2. Interkommunale Zusammenarbeit und In-House-Vergaben 

Sowohl in Bezug auf die allgemeine EU-Vergaberichtlinie als auch in Bezug auf die Konzessionsrichtlinie haben die Parlamentarier bezüglich des zweiten „Teckal-Kriteriums“ einer „wesentlichen Tätigkeit für den oder die öffentlichen Auftraggeber“ festgelegt, dass dieses Kriterium nur im Falle einer Erwirtschaftung von mindestens achtzig Prozent des Gesamtumsatzes in Bezug auf den Auftrags- beziehungsweise Konzessionsgeber vorliegt.

Im Übrigen soll die horizontale interkommunale Zusammenarbeit für öffentliche Aufträge unter folgenden Bedingungen ausschreibungsfrei möglich sein:

  • Die Vereinbarung begründet eine echte Zusammenarbeit zwischen den beteiligten öffentlichen Auftraggebern oder Vergabestellen mit dem Ziel, ihre öffentlichen Aufgaben gemeinsam wahrzunehmen und umfasst wechselseitige Rechte und Pflichten der Parteien zum Zwecke der Erbringung einer gemeinsamen öffentlichen Dienstleistung.
  • Die Vereinbarung wird nur durch Überlegungen im Zusammenhang mit dem öffentlichen Interesse bestimmt.
  • Es besteht keine private Beteiligung an den involvierten öffentlichen Auftraggebern oder Vergabestellen, mit Ausnahme von privaten Beteiligungen, die gesetzlich vorgeschrieben sind in Übereinstimmung mit den Verträgen und die keinen Einfluss auf die Entscheidungen der kontrollierenden Behörden oder Einheit ausübt.

Für Dienstleistungskonzessionen ist darüber hinaus zu beachten, dass die beteiligten öffentlichen Auftraggeber oder Vergabestellen umsatzbezogen nicht mehr als zwanzig Prozent des sich aus der Erfüllung der Vereinbarung ergebenden Umsatzes auf dem offenen Markt ausüben.

Im Bereich der allgemeinen EU-Vergaberichtlinie ist ferner positiv zu vermerken, dass eine zusätzliche Ausnahmeregelung zugunsten der horizontalen interkommunalen Zusammenarbeit durchgesetzt wurde.
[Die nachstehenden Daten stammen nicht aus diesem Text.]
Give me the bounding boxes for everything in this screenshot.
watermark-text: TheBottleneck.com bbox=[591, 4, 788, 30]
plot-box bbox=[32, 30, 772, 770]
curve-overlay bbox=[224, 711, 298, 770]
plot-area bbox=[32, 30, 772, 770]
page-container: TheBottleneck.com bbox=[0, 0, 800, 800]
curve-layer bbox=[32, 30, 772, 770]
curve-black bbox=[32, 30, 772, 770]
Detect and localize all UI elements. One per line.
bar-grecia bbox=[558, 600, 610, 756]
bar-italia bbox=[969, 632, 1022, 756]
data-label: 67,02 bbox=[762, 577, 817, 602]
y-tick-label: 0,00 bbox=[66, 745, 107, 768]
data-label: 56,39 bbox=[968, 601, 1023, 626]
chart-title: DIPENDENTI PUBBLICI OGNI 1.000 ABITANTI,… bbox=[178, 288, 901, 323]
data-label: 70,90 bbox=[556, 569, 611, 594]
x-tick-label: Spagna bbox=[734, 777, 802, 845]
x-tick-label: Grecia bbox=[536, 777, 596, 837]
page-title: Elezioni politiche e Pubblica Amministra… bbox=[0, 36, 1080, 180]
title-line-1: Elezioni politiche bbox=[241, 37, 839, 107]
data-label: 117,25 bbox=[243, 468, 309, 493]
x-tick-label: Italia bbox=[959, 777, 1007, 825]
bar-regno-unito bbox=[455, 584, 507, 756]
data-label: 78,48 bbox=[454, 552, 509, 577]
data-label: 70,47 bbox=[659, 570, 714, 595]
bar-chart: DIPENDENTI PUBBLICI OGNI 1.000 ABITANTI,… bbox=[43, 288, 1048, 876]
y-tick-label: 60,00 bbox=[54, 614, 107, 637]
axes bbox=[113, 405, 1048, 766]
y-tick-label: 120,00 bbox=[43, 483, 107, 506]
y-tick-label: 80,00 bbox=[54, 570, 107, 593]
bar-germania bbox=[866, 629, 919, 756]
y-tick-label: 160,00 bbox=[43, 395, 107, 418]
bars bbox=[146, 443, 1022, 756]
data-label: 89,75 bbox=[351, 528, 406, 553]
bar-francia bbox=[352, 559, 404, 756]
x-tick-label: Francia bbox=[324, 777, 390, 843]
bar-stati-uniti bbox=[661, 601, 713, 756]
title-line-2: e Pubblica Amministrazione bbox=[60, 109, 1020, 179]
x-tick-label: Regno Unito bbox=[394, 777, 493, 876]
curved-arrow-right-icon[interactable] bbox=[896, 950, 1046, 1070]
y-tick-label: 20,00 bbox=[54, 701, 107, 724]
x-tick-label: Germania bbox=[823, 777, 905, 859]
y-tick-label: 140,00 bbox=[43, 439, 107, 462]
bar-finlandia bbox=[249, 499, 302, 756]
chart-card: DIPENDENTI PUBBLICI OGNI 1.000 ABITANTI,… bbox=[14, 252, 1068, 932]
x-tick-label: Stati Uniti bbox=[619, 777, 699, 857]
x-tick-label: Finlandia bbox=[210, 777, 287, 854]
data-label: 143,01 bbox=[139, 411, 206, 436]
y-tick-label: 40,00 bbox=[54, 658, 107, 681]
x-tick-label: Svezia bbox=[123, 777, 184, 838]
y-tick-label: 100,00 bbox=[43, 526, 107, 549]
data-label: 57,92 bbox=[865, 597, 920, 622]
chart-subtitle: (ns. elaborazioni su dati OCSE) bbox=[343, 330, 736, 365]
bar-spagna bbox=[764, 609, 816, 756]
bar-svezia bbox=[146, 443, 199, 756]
Demnach soll die EU-Richtlinie keine Anwendung finden auf Vereinbarungen zwischen mehreren öffentlichen Auftraggebern oder Gruppen von Auftraggebern, die im Rahmen einer internen institutionellen Verwaltungsorganisation eines Mitgliedsstaates entsprechend des anwendbaren nationalen Rechts zusammenarbeiten, bei denen die Zuständigkeit oder aber die öffentliche Aufgabenerledigung zwischen den Parteien übertragen wird.

Diese Konstellation ermöglicht einer Kommune die Erledigung einer öffentlichen Aufgabe für eine andere Kommune. Beispielhaft sei auf die in der Praxis klassischen Fälle der interkommunalen Zusammenarbeit wie beim Winterstreudienst, Gehälterabrechnungen oder dem Betrieb eines Bauhofs hingewiesen. Die vorstehende Präzisierung wurde leider im Bereich der Konzessionsrichtlinie nicht umgesetzt. Insoweit besteht hier noch Nachbesserungsbedarf.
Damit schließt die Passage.